I grew up in the Eighties, which I think of as the age of conspicuous consumption and gratuitous shopping malls. After all, what is a shopping mall but a temple dedicated to shopping and consumerism? I have to admit, I spent a lot of time in malls growing up. It was pretty much the center of teen life back then and even someone as aggressively uncool as me felt the inexorable attraction. There’s still a part of me that loves going to the mall. Sad, but true.
But, I’ll tell you what’s even more fascinating to me than the malls of my youth; malls that are dying or abandoned. And, from what I understand, there are quite a few of them shutting down now.
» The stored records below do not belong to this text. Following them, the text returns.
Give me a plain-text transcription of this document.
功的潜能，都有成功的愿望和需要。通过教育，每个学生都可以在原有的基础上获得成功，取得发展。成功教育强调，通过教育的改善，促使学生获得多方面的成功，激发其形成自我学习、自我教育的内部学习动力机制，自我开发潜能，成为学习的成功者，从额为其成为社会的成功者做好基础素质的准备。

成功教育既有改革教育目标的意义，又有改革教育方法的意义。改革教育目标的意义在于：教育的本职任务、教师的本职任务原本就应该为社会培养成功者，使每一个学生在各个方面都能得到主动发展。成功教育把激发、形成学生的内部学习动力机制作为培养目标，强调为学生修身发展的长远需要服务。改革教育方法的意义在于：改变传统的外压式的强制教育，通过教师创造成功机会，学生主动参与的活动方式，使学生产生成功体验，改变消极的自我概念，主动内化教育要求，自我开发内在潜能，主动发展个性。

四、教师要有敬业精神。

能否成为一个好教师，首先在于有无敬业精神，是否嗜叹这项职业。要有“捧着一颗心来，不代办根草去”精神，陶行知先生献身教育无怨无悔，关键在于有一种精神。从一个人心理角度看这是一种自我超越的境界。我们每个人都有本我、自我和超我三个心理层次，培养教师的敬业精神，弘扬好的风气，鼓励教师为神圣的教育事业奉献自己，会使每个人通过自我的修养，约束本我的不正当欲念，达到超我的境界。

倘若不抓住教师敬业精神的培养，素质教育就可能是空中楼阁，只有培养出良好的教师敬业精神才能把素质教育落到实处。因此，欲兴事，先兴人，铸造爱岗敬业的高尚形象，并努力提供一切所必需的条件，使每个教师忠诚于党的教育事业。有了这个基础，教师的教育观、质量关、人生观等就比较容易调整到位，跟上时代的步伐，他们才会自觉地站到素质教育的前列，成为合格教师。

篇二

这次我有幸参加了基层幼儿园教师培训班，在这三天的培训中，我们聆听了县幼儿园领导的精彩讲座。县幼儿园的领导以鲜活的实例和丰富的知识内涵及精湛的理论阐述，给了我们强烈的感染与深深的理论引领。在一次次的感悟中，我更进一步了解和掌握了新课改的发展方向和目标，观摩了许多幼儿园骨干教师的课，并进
They remind me of the incredible dystopian science-fiction movies of that same youth of mine. After the end of civilization, malls were going to be the devastated landscape over which we crawled to survive.
I was reminded of all that this week by a Gizmodo article about a guy who tours, and documents, dying malls. As the article says, it’s both horrifyingly bland and terribly fascinating to watch this guy go through malls that are basically empty or in the process of dying a slow, slow death. I mean, there’s nothing much to see, but I found myself staring in rapt fascination at the perfectly preserved, incredibly common, malls that reminded me so much of my own misspent youth. It’s stunning to see how similar they all are, as if one architect designed them all. Bizarre.
In any case, if you want to bypass the Gizmodo article, you can go right to videographer Dan Bell’s Dead Malls Series YouTube channel and watch these yourself. I’ve only seen one so far, but I’m sure when my blushing bride has drifted off to sleep this weekend, I’ll sneak back out to the big TV to watch them in hi-def. They’re weirdly addictive!